Jours heureux d’un Algérien dans une Tunisie en crise présumée

Jours heureux d’un Algérien dans une Tunisie en crise présumée

Comme presque chaque année depuis 1979, Mohammed a passé ses vacances d’été en Tunisie, sur les plages d’Hammamet. Il y a retrouvé les hôtels complets, les stations balnéaires bondées et l’hospitalité. Rien n’avait vraiment changé, à quelques détails près.

Comme d’habitude, Mohammed, un Algérois de 56 ans travaillant dans la communication, a pris le bus, avec son épouse, jusqu’à Annaba puis le taxi vers Hammamet, terminus de son voyage. Comme d’habitude, il a franchi la frontière au niveau du poste de Melloula, avec des douaniers « cool » et des voitures tunisiennes pleines de carburant algérien. Comme d’habitude, il est descendu dans un hôtel 4 étoiles situé dans le quartier d’Hammamet nord.

« L’hôtel affichait complet jusqu’à fin août », confie notre vacancier. Mais, cette année, ses voisins de chambre, ne sont ni Allemands, ni Français. Le récent assassinat politique de Mohamed Brahmi a détourné les Européens de la destination Tunisie. Ils ont été remplacés par des gens du pays, locaux et immigrés, attirés par les généreuses offres promotionnelles proposées par les agences de voyage, explique notre interlocuteur.

Dans l’hôtel, Mohamed a aussi croisé des Russes et des Algériens. Et sur les plages, beaucoup de Libyens venus en famille dans des « voitures flambant neuves », a remarqué notre témoin. « Certaines avait des matricules « Libya » datant de l’après Kadhafi, d’autres avaient toujours les anciennes plaques « Al Jamahiria » mais elles étaient barrées d’un trait noir ».

Les effets des difficultés économiques

Pour la première fois en 30 ans, le couple algérien a été déçu par le service. « Les prestations de l’hôtel se sont un peu dégradées car il y avait moins de personnel que ce que l’on a connu », relève Mohamed. La ville aussi paye les conséquences des restrictions budgétaires. « La saleté s’est installée dans les quartiers populaires et les espaces verts manquent d’entretien » constate-t-il.

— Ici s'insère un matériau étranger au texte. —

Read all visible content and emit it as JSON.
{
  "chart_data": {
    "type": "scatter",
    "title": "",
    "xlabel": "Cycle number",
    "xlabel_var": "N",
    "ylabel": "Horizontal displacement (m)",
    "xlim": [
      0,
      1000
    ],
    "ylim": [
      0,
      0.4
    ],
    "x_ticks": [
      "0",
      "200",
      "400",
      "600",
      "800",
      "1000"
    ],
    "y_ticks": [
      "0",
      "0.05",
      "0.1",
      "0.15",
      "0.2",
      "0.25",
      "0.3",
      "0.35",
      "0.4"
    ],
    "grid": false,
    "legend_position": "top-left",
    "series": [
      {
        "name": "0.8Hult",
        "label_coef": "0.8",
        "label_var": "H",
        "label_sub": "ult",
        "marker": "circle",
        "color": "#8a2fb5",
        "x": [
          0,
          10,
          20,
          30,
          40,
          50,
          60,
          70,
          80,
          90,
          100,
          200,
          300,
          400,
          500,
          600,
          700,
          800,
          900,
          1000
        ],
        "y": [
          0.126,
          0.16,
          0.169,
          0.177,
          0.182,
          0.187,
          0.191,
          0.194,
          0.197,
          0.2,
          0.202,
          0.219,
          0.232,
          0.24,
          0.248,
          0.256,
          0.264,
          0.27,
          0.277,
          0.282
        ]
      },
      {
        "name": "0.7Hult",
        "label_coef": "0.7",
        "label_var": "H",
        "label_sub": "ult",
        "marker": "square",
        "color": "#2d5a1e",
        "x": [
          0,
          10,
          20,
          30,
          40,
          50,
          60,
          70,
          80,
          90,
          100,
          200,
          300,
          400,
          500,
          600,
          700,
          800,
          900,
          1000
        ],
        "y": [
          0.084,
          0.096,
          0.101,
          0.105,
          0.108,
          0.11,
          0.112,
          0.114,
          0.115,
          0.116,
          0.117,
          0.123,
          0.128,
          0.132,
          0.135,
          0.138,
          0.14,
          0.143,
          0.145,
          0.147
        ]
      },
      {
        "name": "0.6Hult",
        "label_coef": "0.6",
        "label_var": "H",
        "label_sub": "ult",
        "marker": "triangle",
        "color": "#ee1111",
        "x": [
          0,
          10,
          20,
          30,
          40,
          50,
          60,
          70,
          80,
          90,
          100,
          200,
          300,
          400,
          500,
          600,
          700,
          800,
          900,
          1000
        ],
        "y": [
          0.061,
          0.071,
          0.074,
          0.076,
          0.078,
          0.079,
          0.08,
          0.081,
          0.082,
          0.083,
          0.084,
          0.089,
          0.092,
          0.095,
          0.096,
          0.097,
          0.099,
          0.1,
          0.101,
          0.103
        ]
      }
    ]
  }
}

Autre signe d’une économie en crise : l’inflation galopante. « On a vu des prix doubler en trois ans », note notre touriste algérien, « comme celui du traditionnel et incontournable sandwich tunisien, le fricassé ». Face à un Etat contraint de couper dans ses moyens et à un pouvoir d’achat grignoté par l’inflation, l’informel a fait son apparition. « Les touristes peuvent désormais s’arrêter sur le bord de la route pour acheter des fruits ou légumes proposés par des vendeurs ambulants stationnés sur la bande d’arrêt d’urgence », raconte Mohamed.

Conversations sur serviettes

Sur les plages, comme dans les cafés d’Hammamet, les discussions tournent surtout autour de la politique intérieure. Avec un sentiment dominant : l’agacement. « Les gens sont dégoûtés », souligne Mohamed. « Ils attendaient des mesures d’urgence pour vivre mieux mais tout est bloqué et ils trouvent que ce jeu politique devient agaçant ». Le jugement des Tunisiens s’exerce aussi sur la situation hors des frontières. Notamment sur son voisin l’Algérie. « Ils trouvent irrespectueux envers le peuple algérien de laisser un président infirme diriger le pays », rapporte notre vacancier.

Après dix jours de baignades et d’échanges algéro-tunisiano-maghrébin, Mohamed et sa femme, ont regagné Alger, reposés et satisfaits. « On était venu par solidarité avec le peuple tunisien et on ne regrette pas », conclut Mohamed. En traversant la frontière, ils ont remarqué une longue file de voitures qui patientait pour rentrer en Tunisie. Comme d’habitude.